Tadej Pogacar si è ritirato dalla Vuelta dopo una brutta caduta durante l’ottava tappa, la Puçol‑Xeraco. Il ritiro arriva a sorpresa mentre lo sloveno era in maglia rossa e comandava la corsa spagnola: la caduta ha provocato ferite e dolore al lato sinistro del corpo, mettendo a rischio la sua partecipazione al Mondiale di Montreal.
La dinamica della caduta e le lesioni
La caduta è avvenuta in un tratto pianeggiante, a 32 km dall’arrivo, quando il gruppo procedeva compatto su una strada rettilinea. Spostato sul lato sinistro della carreggiata, Pogacar ha perso aderenza e ha perso l’equilibrio, finendo con un impatto violento sul fianco sinistro. Dalla caduta sono emersi tagli sul volto, sulle gambe e sulla spalla sinistra; il dolore all’arto ha indotto il corridore a chiedere assistenza e a salire sull’ambulanza che lo ha accompagnato fuori dalla corsa.
Nel corso della frazione il distacco in classifica aveva consolidato la sua posizione al comando, ma l’incidente ha interrotto il dominio sportivo mostrato fino a quel momento. Pogacar Vuelta era in testa con un margine significativo, una situazione che rende ancora più pesante la decisione del ritiro presa dopo la valutazione medica in zona partita.
Conseguenze per la stagione e il Mondiale
La caduta apre ora un interrogativo sulla restante parte della stagione dello sloveno: la possibilità di recuperare in tempo per il Mondiale di Montreal dipenderà dagli accertamenti clinici e dall’evoluzione delle ferite. La Vuelta rappresentava per lui un obiettivo centrale, alla seconda partecipazione dopo il terzo posto ottenuto nel 2019; se avesse confermato il dominio mostrato avrebbe completato la tripla corona Giro‑Tour‑Vuelta, un traguardo che la sconfitta di oggi rende irraggiungibile almeno per il momento.

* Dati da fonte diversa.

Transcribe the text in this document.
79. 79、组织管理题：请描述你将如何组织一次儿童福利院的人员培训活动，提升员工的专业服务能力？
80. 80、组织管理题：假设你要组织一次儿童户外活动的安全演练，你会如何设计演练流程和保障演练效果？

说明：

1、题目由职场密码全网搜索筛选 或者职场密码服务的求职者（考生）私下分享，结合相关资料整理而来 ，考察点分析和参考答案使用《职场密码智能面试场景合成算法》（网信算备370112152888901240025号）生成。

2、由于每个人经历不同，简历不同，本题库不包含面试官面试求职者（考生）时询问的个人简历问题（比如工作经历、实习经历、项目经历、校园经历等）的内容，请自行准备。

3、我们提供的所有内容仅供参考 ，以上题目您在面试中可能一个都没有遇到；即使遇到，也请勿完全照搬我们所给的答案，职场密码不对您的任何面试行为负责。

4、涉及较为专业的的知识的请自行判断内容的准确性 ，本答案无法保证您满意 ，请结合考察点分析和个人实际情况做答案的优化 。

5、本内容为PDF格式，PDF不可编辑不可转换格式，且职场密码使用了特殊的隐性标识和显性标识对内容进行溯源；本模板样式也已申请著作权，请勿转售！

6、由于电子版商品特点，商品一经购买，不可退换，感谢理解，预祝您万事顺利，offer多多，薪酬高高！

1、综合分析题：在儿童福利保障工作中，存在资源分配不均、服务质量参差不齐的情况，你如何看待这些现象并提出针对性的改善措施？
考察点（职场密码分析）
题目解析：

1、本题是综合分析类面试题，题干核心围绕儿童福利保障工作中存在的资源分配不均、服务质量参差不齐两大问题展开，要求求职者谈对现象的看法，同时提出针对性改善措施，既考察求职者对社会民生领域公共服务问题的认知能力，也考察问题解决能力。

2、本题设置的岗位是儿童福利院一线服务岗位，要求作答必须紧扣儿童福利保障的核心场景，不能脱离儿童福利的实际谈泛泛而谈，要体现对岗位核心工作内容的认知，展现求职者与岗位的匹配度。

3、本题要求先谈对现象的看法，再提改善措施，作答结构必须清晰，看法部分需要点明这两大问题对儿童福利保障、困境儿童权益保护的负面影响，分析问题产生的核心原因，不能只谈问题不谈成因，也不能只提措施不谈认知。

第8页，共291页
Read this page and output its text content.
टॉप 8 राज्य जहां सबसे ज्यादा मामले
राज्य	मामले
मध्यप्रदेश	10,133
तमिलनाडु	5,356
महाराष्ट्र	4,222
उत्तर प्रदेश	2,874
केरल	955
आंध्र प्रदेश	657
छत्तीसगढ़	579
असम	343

Non si tratta del primo incidente rilevante nella carriera recente: l’ultimo grave in gara risale alla Liegi‑Bastogne‑Liegi 2023, quando si ruppe il polso. Due giorni prima della caduta odierna Pogacar aveva avuto un episodio rischioso nella discesa di El Bartolo, che però non aveva avuto conseguenze. Stavolta le lesioni al lato sinistro, i tagli e il dolore hanno imposto il ritiro e il trasporto in ambulanza per approfondimenti medici.
Al termine della visita sul luogo dell’incidente la squadra medica ha valutato che non fossero possibili ulteriori sforzi in corsa, decisione che ha portato al ritiro del corridore dalla Vuelta. Liegi‑Bastogne‑Liegi 2023 e l’infortunio al polso rimangono riferimenti nel suo passato recente; ora però è il presente a dettare conseguenze immediate sulla partecipazione al principale appuntamento iridato.
La sua partecipazione al Mondiale di Montreal è ora incerta: serviranno esami e tempi di recupero che la squadra e lo staff medico monitoreranno nelle ore successive.